Résumé Pour Jeremy Rifkin, nous entrons dans une ère nouvelle, l’âge de l’accès. Les marchés laissent la place aux réseaux, les biens aux services, les vendeurs aux prestataires de services et les acheteurs aux utilisateurs. La notion d’accès se substitue à celle de propriété. Cette évolution s’accompagne d’une marchandisation des rapports humains et de la privatisation de la sphère culturelle.
Commentaire critique Les notions d’accès et de réseau prennent de plus en plus d’importance et sont en train de transformer la dynamique de nos sociétés, comme l’avaient fait les notions de propriété et de marché à l’aube de la modernité. Les produits se périment de plus en plus rapidement. Alors, à quoi bon s’endetter pour les acquérir alors qu’ils seront périmés lorsqu’on aura fini de les payer. Être abonné, adhérent, client devient aussi important qu’être propriétaire. « C’est de l’accès plus que de la propriété que dépendra désormais notre statut social. »
Alors que l’économie industrielle se caractérisait par l’accumulation de capital matériel, la nouvelle économie se fonde davantage sur des formes de pouvoir immatériel, des faisceaux d’informations et de connaissances. En témoignent la réduction des espaces de bureau, la disparition des stocks, le déclin de l’épargne et l’essor de l’endettement personnel.
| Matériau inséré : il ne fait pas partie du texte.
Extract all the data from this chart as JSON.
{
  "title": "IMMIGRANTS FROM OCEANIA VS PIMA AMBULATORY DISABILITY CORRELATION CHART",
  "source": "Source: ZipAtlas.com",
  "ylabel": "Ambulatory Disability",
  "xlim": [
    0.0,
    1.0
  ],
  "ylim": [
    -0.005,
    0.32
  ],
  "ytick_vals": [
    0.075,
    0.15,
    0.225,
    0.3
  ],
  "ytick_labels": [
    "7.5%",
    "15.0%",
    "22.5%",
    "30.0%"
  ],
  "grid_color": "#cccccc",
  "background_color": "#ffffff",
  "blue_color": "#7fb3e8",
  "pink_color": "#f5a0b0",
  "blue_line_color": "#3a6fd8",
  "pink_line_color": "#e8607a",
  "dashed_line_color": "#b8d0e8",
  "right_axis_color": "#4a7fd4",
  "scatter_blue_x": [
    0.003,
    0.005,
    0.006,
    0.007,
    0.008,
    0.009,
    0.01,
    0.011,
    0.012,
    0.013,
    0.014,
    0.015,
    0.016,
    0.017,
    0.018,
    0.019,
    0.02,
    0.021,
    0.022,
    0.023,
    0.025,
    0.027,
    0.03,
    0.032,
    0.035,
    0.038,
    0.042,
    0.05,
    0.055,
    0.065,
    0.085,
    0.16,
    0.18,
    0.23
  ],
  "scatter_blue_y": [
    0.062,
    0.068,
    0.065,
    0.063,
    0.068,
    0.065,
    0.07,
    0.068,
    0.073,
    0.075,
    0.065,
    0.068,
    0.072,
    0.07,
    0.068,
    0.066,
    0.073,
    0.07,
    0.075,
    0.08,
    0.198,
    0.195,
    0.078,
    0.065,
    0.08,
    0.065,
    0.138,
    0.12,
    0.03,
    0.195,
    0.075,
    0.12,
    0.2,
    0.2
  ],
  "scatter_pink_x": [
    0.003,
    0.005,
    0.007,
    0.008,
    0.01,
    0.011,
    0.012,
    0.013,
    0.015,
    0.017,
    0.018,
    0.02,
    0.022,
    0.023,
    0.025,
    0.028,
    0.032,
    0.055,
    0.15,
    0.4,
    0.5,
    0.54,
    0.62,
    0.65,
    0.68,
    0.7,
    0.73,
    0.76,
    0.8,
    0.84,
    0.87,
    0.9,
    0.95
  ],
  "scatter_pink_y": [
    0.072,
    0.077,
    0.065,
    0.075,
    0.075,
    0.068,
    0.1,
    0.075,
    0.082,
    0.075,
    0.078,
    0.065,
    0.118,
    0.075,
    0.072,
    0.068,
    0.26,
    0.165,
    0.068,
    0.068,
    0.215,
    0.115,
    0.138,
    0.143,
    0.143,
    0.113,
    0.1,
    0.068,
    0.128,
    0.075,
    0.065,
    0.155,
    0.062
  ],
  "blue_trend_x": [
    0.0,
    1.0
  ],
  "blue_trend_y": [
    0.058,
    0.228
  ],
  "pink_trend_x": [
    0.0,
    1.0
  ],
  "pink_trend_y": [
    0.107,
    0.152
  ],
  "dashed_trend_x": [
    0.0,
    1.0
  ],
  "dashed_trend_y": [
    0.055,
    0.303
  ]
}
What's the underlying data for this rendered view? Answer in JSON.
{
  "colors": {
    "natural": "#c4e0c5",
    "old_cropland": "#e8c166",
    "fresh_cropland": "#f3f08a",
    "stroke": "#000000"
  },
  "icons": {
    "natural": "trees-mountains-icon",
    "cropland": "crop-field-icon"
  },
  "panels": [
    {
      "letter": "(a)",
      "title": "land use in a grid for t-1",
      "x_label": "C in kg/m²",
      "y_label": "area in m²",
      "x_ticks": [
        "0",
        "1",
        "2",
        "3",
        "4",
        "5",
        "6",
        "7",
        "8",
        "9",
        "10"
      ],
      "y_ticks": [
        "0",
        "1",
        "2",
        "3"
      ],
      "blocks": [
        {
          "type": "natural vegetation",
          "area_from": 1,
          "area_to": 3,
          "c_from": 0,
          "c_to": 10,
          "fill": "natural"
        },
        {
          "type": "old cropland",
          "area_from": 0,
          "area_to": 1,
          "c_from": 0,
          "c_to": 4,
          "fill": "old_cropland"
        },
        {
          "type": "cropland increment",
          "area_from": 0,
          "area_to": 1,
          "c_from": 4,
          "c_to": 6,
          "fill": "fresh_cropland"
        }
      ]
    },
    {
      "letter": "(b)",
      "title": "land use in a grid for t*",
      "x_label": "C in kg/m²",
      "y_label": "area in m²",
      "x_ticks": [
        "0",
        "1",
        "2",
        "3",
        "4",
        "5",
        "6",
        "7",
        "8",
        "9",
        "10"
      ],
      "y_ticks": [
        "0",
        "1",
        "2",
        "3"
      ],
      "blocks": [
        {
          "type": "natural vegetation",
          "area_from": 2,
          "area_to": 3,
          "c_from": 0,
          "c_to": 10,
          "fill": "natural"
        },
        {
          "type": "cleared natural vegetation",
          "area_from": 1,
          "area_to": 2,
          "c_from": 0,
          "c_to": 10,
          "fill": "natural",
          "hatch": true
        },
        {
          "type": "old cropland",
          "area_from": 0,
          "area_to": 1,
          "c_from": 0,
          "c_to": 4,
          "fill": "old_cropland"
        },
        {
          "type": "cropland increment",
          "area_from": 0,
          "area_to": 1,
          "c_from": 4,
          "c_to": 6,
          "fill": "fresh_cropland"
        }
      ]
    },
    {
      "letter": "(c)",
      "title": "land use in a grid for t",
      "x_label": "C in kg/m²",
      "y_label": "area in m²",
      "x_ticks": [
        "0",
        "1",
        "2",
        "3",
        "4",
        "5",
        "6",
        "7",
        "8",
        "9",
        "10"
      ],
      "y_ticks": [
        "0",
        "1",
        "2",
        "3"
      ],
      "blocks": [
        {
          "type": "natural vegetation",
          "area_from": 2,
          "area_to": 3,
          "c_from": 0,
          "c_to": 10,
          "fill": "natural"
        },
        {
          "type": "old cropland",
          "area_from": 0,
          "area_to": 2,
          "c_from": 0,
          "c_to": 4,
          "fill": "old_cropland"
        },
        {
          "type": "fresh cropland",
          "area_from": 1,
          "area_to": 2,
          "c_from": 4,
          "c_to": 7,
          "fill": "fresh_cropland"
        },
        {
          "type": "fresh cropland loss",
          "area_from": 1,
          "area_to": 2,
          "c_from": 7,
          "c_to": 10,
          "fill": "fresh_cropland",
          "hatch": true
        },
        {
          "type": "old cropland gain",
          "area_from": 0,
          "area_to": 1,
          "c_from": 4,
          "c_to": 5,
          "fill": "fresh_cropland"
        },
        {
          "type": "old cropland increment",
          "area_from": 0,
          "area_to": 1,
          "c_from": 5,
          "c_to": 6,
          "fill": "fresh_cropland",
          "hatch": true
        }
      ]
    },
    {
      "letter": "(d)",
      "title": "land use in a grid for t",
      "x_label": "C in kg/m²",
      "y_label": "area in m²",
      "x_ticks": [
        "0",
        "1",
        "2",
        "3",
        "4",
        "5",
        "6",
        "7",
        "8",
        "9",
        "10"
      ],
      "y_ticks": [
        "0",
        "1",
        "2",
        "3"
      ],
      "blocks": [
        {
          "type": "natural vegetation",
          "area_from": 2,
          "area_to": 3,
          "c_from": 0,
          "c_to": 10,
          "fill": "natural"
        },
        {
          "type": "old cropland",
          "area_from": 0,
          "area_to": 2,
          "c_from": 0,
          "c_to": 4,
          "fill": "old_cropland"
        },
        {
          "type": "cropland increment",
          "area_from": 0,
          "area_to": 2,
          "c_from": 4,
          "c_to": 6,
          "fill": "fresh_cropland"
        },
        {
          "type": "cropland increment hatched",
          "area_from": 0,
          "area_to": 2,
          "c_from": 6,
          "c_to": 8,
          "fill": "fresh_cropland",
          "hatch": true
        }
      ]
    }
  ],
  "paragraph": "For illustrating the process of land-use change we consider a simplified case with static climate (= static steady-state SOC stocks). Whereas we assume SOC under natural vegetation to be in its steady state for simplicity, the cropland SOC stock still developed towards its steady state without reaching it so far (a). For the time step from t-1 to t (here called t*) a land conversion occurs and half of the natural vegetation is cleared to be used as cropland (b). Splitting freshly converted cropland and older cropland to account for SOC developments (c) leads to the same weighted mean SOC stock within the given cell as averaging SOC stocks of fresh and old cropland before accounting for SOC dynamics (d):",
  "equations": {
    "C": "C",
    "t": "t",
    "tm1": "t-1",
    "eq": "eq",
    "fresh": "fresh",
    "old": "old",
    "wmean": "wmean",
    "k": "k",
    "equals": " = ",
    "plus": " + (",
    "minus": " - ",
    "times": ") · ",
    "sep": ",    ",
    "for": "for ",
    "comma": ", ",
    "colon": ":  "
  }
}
Ce qu’on vend, ce sont surtout des idées et des images et leur incarnation matérielle est de plus en plus secondaire. Nike est un parfait exemple de cette évolution. Les services occupent une part croissante de la consommation et les entreprises s’efforcent de transformer les objets de consommation en « supports » de toutes sortes d’améliorations potentielles et de services à valeur ajoutée, afin que les vendeurs puissent amorcer une relation de long terme avec le client bien plus lucrative que la vente de l’objet lui-même. On va même vers des produits gratuits pour des services payants (Microsoft offre ainsi son système de navigation sur la toile). Enfin, l’âge de l’accès se caractérise par une marchandisation croissante de l’intégralité de l’expérience humaine. Ce n’est plus la production mais le marketing qui occupe le devant de la scène et le contrôle du consommateur devient l’objectif premier de l’activité économique.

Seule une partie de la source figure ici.